Samuel Ciszuk at KBC Energy Economics said Saudi Arabia could not afford a decline of 25 percent due to $630 billion of social welfare and building projects. He says the Saudis are neither willing nor able to take prices low enough to cut off US shale developments, since they need oil in the $80s to balance their budget through 2014.
Leo Drollas at the Centre for Global Energy Studies said US shale oil producers can’t lose, while the Saudis need to balance their budget at $95 oil. Citigroup said that Saudi Arabia will need all its own oil by 2032, leaving nothing to export if its population continues to grow at 2.9 percent a year – it uses 25 percent of its fuel production domestically, more per capita than any other industrialized nation.
Mike Wittner at Societe Generale said the US will never be the new Saudi Arabia because the Saudis can increase production whenever they want and cut when they need to, things the US will never do.

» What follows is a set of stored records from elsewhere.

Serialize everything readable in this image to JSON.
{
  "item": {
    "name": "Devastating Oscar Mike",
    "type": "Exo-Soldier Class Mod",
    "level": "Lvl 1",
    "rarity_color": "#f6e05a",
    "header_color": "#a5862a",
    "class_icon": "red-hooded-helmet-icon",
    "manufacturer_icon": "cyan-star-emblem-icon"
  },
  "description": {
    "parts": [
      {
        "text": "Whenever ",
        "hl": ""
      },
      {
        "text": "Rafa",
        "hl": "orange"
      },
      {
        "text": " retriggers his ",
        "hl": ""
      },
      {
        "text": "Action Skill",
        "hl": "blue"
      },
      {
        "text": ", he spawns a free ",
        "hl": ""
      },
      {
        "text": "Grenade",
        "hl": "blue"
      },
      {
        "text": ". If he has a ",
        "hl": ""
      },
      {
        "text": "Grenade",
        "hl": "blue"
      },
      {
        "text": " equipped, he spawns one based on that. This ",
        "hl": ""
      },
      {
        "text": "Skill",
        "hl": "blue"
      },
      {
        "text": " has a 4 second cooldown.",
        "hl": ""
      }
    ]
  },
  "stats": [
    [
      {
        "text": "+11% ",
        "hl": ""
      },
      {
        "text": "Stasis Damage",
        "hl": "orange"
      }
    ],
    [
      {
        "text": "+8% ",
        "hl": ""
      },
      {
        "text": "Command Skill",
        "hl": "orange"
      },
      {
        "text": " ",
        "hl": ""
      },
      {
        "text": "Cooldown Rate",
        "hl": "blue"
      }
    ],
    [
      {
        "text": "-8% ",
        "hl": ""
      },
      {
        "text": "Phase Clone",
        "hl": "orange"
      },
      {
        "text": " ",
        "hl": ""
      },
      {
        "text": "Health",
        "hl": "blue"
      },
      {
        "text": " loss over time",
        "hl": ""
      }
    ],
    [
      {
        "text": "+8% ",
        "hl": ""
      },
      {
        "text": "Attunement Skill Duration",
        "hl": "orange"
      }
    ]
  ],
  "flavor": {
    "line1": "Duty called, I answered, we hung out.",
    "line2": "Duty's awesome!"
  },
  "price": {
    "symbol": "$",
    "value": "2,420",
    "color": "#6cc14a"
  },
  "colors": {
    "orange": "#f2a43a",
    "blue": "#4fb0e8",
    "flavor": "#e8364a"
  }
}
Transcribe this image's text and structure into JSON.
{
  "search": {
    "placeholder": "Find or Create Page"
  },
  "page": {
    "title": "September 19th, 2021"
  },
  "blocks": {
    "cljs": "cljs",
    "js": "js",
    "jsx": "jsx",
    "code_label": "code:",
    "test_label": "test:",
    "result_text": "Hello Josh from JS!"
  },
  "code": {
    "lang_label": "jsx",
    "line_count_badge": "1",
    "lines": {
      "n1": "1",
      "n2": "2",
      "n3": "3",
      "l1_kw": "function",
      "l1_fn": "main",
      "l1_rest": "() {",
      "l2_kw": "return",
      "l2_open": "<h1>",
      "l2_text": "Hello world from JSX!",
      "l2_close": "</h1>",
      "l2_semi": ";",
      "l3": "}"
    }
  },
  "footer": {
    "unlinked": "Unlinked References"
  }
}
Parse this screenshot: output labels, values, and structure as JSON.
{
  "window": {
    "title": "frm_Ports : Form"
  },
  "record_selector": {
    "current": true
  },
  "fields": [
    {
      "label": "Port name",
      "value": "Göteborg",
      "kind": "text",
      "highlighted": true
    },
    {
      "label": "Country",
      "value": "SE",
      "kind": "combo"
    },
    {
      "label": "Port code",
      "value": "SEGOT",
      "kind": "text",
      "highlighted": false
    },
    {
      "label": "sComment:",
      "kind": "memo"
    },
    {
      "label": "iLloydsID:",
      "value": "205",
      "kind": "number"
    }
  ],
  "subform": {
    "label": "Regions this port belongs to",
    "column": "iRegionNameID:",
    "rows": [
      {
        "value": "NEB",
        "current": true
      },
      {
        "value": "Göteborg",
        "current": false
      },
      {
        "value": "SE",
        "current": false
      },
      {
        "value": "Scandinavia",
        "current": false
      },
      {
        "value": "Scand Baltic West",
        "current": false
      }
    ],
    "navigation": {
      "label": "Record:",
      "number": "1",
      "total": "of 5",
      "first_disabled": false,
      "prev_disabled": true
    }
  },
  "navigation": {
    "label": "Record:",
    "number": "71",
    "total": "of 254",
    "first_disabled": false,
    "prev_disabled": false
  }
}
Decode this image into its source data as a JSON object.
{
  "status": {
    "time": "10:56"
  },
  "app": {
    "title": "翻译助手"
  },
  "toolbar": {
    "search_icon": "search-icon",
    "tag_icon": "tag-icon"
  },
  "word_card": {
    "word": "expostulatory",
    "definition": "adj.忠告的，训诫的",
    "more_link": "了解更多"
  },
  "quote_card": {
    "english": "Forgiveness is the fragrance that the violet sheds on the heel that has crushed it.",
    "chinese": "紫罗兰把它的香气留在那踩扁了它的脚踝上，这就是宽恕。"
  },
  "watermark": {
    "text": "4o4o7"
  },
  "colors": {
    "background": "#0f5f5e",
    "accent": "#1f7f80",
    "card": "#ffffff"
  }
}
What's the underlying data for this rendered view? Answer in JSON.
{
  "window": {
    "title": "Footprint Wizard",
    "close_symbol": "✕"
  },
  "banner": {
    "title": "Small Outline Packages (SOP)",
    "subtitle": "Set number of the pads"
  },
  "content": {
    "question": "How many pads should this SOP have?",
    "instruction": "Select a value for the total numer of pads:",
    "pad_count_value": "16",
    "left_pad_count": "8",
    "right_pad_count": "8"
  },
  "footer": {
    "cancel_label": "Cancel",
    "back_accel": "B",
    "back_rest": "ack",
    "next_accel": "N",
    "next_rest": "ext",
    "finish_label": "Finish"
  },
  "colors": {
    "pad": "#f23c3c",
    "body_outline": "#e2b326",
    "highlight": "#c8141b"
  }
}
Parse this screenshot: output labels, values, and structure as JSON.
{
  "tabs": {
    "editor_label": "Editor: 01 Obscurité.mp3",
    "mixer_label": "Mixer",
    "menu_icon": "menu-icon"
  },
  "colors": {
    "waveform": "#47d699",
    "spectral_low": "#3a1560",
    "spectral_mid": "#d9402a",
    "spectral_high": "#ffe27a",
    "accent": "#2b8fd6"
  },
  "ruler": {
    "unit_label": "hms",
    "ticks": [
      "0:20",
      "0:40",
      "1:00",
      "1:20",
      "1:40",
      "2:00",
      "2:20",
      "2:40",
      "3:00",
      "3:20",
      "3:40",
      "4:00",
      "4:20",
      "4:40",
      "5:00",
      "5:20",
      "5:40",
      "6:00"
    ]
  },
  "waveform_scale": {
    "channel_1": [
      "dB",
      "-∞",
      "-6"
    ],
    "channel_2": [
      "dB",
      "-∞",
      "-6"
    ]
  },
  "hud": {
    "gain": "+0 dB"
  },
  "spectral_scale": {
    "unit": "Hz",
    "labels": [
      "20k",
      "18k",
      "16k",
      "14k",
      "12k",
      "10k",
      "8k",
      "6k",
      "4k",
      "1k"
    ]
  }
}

The last time the U.S. rivaled Saudi Arabia proved a disaster for America’s oil industry and for the kingdom – WTI plunged to $10 a barrel in March 1986, and US output declined for 21 of the next 22 years.
Francisco Blanch at Bank of America Merrill Lynch said the US may be producing too much oil and WTI may drop as low as $50 a barrel within the next 2 years unless policy makers scrap a law limiting exports. Blanch said WTI is their big short for 2013. However, the US natural gas market shows that declining prices don’t guarantee reduced supply.
The median analysts expects WTI to rise 15 percent through 2015, to $100 a barrel, while Brent may gain less than 1 percent, to $110. U.S. stockpiles have grown 13 percent in 2012.